In either case, “The identity of a Catholic school for a culture of dialogue” sets forth a vision for the leadership of Catholic schools that extends both prerogatives and obligations to parents, teachers, school and Church leaders.
How that text is implemented in U.S. dioceses could depend on what happens next in Indianapolis, where an active test of the Vatican’s commitment to Catholic school identity and episcopal prerogative is waiting for a long-expected resolution.
Hmmm. I would be curious to know how things unfolded between the Archdiocese of Indianapolis and Cathedral High School (who did terminate the teacher) and Brebuef Jesuit (who did not). From my recollection, the Archdiocese was notified and tried to come to a resolution with both teachers for two years before Archbishop Thompson decided to resolve it. Does the text call for specific guidelines on what that process would look like? Two years of walking with the individuals would seem to apply as a "process of deliberation" as you state JD.

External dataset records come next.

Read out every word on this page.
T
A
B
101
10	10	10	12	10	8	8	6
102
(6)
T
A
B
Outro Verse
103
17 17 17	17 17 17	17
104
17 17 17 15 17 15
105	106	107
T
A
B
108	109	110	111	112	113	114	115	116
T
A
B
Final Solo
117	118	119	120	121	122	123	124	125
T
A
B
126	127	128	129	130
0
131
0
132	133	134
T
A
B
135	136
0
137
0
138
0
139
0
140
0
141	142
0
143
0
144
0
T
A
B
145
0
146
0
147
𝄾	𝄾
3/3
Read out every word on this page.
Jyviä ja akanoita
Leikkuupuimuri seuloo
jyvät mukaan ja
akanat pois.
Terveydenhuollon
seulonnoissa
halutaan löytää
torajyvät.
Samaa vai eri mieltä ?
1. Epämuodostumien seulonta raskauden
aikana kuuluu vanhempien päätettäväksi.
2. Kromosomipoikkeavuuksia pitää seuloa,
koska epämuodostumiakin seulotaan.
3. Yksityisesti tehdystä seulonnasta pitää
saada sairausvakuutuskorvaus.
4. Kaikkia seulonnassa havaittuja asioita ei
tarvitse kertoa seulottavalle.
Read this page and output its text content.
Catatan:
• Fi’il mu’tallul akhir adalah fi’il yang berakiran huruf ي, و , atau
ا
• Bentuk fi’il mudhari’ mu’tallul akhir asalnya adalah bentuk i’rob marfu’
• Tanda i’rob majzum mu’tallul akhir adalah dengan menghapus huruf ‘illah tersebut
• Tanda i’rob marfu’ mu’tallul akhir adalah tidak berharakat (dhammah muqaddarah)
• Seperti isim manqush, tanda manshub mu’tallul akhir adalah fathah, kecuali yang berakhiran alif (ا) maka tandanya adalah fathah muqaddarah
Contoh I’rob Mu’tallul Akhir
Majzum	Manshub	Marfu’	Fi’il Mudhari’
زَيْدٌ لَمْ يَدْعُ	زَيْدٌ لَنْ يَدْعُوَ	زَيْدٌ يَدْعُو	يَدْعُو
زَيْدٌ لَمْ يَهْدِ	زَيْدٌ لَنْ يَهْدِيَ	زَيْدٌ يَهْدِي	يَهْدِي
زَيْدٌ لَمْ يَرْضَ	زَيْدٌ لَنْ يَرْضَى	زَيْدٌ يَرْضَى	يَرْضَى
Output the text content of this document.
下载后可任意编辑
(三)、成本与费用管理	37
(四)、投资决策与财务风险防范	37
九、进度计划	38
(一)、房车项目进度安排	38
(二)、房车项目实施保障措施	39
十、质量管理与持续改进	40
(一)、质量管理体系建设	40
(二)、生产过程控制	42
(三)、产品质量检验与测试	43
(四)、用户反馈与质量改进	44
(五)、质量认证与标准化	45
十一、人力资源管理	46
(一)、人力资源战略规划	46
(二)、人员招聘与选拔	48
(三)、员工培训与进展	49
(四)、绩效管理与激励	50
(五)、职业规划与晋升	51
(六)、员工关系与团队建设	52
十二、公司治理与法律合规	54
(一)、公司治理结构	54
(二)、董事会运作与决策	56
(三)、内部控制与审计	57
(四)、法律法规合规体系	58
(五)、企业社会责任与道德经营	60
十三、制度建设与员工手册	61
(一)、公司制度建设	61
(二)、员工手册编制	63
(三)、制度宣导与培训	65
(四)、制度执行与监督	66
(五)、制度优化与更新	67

My understanding of the role of parents in school decision-making in my neck of the woods (Ohio) is that for many years parents pressured Catholic schools to be LESS Catholic. When my children, now in their mid-20s, began attending Catholic schools, this was changing. More parents, to the surprise of principals and priests at the time, were expecting a "Catholic identity" that was more than a prayer table in each classroom (often accompanying some very unusual "prayers") the occasional Mass, and a service project or two. Priests and administrators I spoke to told me that they were used to parents wanting academics to be the top priority, and wanting the "Catholic" things played down. They were insulted at the idea of parents homeschooling because the schools "weren't Catholic enough" -- rather than wondering if they might have a point. Giving parents more of a say isn't necessarily a good thing.